Hepatitis C

US biotechnology giant Gilead Sciences announced Monday generic licensing deals with seven Indian pharmaceutical firms to slash the cost of its $1,000-a-pill Hepatitis C medicine in 91 developing countries.
Gilead has come under fire from patient rights' groups for the cost of its Hepatitis C drug, Sovaldi, which in the US costs $84,000 for a total 12-week course of treatment.
"This announcement is a game-changer," Greg Alton, Gilead medical affairs executive vice-president, told AFP in New Delhi where the announcement was made.
"The great thing is we are making this medicine available to millions of people around the world," Alton said.
Gilead said the seven Indian firms to which it has licensed its Hepatitis C drug include Cipla, Ranbaxy Laboratories, Cadila Healthcare and Mylan Laboratories.
The Indian generic companies said it was too early to say what they would charge for the Hepatitis C medicine as they still had to review manufacturing costs.

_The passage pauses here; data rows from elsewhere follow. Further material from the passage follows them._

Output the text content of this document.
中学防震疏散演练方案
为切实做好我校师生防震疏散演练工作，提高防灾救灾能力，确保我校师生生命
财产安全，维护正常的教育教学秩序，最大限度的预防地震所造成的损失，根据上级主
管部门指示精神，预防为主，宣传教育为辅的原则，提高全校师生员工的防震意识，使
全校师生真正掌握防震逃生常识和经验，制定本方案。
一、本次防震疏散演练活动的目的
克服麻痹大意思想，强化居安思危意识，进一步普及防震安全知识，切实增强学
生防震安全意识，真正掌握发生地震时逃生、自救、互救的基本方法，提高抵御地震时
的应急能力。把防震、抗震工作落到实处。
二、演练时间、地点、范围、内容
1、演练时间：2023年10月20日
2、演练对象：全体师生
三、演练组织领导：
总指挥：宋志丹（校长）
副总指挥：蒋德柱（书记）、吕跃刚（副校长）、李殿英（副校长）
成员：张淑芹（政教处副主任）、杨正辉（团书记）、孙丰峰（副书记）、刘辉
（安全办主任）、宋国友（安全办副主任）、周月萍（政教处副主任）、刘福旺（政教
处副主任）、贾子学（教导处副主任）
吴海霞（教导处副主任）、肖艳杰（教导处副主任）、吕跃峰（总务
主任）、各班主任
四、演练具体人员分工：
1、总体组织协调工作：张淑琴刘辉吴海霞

But Gilead said it would make Sovaldi available in India for $300-per-month which Alton said could serve as a "benchmark" for pricing in developing countries.
Patients with Hepatitis C require three or six months of treatment with the drug depending on the strain of the virus.
In the United States, the Hepatitis C strain is usually treated with a 12-week course, while in India and some other countries strains are different, sometimes requiring a 24-week therapy regimen.
Treatment with Sovaldi is effective in nine out of 10 cases of liver-destroying Hepatitis C, according to the results of US clinical trials.
The agreement will allow the Indian companies to sell the chronic hepatitis medicine in India and 90 other developing countries where more than 100 million people are living with Hepatitis C -- representing 54 percent of the total global infected population.
Among the countries covered by the agreement are Indonesia, Kenya, South Africa, Uganda and Vietnam.
But patients' rights groups said the announcement meant that Sovaldi was still out of reach of sufferers in middle- and-upper income countries who cannot afford the drug.
"We welcome the interest of generic companies to scale up production of new direct-acting anti virals," said Rohit Malpani, access campaign policy director at medical charity Medecins Sans Frontieres.
The agreement which "blocks millions of people with Hepatitis C from affordable prices is not acceptable," Malpani said.
Alton said Hepatitis C is a major public health issue globally and "Gilead is working to make its chronic Hepatitis C medicines accessible to as many patients, in as many places, as quickly as possible".
Under the signed licensing agreements, the Indian companies will receive a complete technology transfer to "enable them to scale up production as quickly as possible," according to Gilead.
Hepatitis C is caused by a virus that can be transmitted through sharing needles, receiving contaminated blood transfusions or having sex with an infected person.
Some 350,000 people die of Hepatitis C-related liver diseases annually, and as many as four million people are newly infected each year, according to the World Health Organisation.
Most of the 185 million people infected worldwide do not know they have the disease, with diagnoses often only discovered after a person develops cirrhosis, end-stage liver disease or liver cancer.